The Pseudo-Reachability Problem for Diagonalisable Linear Dynamical Systems

TL;DR

This paper investigates pseudo-reachability in diagonalisable linear dynamical systems, establishing decidability results for discrete and continuous-time cases using o-minimality and reductions to classical problems.

Contribution

It proves decidability of discrete-time pseudo-reachability with semialgebraic targets and reduces continuous-time pseudo-reachability to classical time-bounded reachability.

Findings

Decidability of discrete-time pseudo-reachability for diagonalisable systems.

Reduction of continuous-time pseudo-reachability to classical time-bounded reachability.

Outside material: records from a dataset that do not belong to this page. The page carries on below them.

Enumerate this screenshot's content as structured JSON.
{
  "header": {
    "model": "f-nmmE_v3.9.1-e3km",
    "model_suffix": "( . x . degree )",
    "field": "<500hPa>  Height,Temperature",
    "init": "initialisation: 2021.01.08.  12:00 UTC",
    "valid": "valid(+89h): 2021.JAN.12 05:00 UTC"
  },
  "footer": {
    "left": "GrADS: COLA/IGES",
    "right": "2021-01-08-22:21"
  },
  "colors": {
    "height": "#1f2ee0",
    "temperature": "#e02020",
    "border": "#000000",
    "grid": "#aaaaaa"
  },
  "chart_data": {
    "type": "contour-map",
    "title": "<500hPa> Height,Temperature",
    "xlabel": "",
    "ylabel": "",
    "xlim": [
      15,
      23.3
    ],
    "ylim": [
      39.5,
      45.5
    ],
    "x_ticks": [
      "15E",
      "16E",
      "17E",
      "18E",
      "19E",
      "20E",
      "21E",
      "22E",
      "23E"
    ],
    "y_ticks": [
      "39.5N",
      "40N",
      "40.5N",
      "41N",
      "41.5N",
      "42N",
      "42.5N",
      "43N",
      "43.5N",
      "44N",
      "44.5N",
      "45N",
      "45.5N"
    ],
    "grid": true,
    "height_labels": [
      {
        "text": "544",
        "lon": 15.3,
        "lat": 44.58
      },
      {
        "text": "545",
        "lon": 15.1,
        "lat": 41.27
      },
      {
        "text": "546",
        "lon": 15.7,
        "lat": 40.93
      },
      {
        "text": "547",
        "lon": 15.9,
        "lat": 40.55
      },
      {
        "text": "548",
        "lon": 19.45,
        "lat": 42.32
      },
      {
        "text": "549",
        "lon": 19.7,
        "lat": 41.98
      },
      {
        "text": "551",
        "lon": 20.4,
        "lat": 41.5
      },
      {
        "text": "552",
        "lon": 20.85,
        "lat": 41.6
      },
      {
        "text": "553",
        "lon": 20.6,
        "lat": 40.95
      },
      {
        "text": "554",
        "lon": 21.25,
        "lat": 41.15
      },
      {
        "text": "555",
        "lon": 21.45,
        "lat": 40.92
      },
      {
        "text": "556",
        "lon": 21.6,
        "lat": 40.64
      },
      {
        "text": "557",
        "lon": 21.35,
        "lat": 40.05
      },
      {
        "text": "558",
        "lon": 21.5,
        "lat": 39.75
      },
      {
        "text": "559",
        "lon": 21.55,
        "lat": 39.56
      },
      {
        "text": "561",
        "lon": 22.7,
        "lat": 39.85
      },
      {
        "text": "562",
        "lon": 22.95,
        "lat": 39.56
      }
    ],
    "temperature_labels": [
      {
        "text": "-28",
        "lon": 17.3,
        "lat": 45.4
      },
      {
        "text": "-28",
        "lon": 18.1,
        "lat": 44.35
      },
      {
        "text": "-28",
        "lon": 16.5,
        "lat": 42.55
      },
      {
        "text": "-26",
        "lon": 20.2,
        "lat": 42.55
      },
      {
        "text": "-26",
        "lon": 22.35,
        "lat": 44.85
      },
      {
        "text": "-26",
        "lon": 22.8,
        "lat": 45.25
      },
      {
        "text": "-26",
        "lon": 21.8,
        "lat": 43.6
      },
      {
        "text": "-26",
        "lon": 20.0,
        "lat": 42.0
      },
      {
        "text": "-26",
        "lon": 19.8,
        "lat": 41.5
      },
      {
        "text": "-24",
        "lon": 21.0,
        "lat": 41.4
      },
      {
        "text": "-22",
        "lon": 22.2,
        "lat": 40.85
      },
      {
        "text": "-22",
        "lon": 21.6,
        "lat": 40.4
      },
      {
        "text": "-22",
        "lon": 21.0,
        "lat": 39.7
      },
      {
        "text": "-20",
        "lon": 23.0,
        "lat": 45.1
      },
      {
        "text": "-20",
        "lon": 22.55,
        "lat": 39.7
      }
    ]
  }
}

Application of o-minimality to reachability problems.

Abstract

We study fundamental reachability problems on pseudo-orbits of linear dynamical systems. Pseudo-orbits can be viewed as a model of computation with limited precision and pseudo-reachability can be thought of as a robust version of classical reachability. Using an approach based on $o$-minimality of $\reals_{\exp}$ we prove decidability of the discrete-time pseudo-reachability problem with arbitrary semialgebraic targets for diagonalisable linear dynamical systems. We also show that our method can be used to reduce the continuous-time pseudo-reachability problem to the (classical) time-bounded reachability problem, which is known to be conditionally decidable.